I’ve long been a fan of crockpots/slow cookers, especially for those dishes such as soups and stews which come out wonderfully. They are very common in the USA and in the UK, considerably less so in Germany and Switzerland. They are perfectly safe to leave unattended, since they never attain boiling temperatures. There’s been another winning use case that has been staring me in the eyes all along, and that’s making dals!
For those not in the know, dals are the staple food in India and one of the best protein sources for vegetarians. Dal is a generic name for legumes, or pulses, and a typical dish will always include at least one pulse (up to three) and a tarka, a seasoning made with oil, aromatics such as garlic and ginger, and spices. Dals are very nutritious and an incredible source of protein – in the case of urad dal, it contains more protein, weight-for-weight, than steak!
So I can heartily recommend this book, which I have already spontaneously sent to two friends:
This book was the game-changer. Good, authentic recipes, with real ingredients, and the cooking process well explained. Super. A word of warning, though, the conversions to the metric system are completely wrong, you’ll need to stick to the american volume settings (i.e. you really need to have a set of measuring spoons and measuring cups)
The beauty of the slow cooker method is that you put all the ingredients, including the dry beans/lentils (which usually need to soak overnight), put it on – and that’s it. Depending on the recipe you’re looking at cooking times of five to fourteen hours.
– I would recommend doing a big buy in your local indian market. Stock up on spices and lentils so you don’t need to go to the indian shop again because you’ve forgotten to buy split urad dal.

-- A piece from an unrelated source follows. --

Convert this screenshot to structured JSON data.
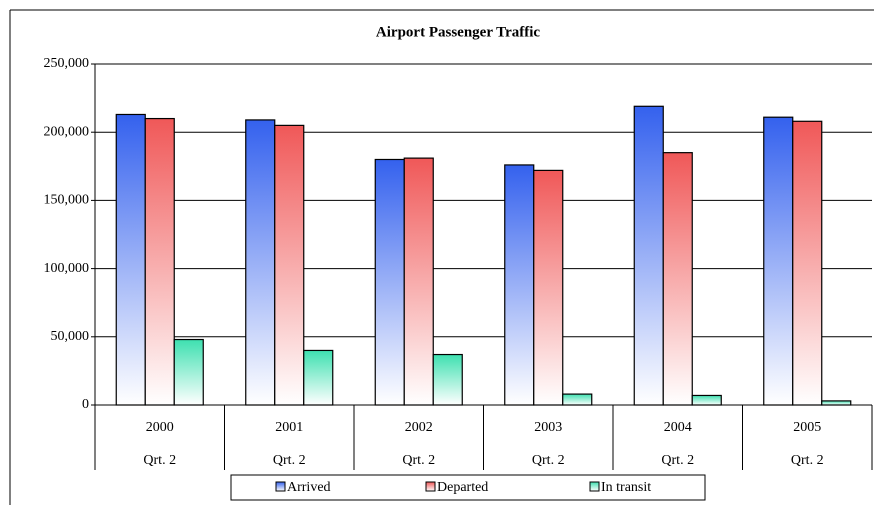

– The spices often include grated ginger, onions or garlic. My local indian shop sells these pre-pasted in a jar, they’re not too expensive and it really reduces the effort to next to nothing.
Dirk, a friend of mine, was enquiring about crockpots. There are basically two sizes, 3.5L and 6.5L. The book’s recipes are for the 6.5L version, which I find the most practical for dals because you make 3 full meals for 3-4 persons with it, so you end up freezing two meals, which is a huge time-saver.
To tell you the truth, though, the technology is so basic that all of them are going to be good. The only decision you need to make is the size. I have both sizes.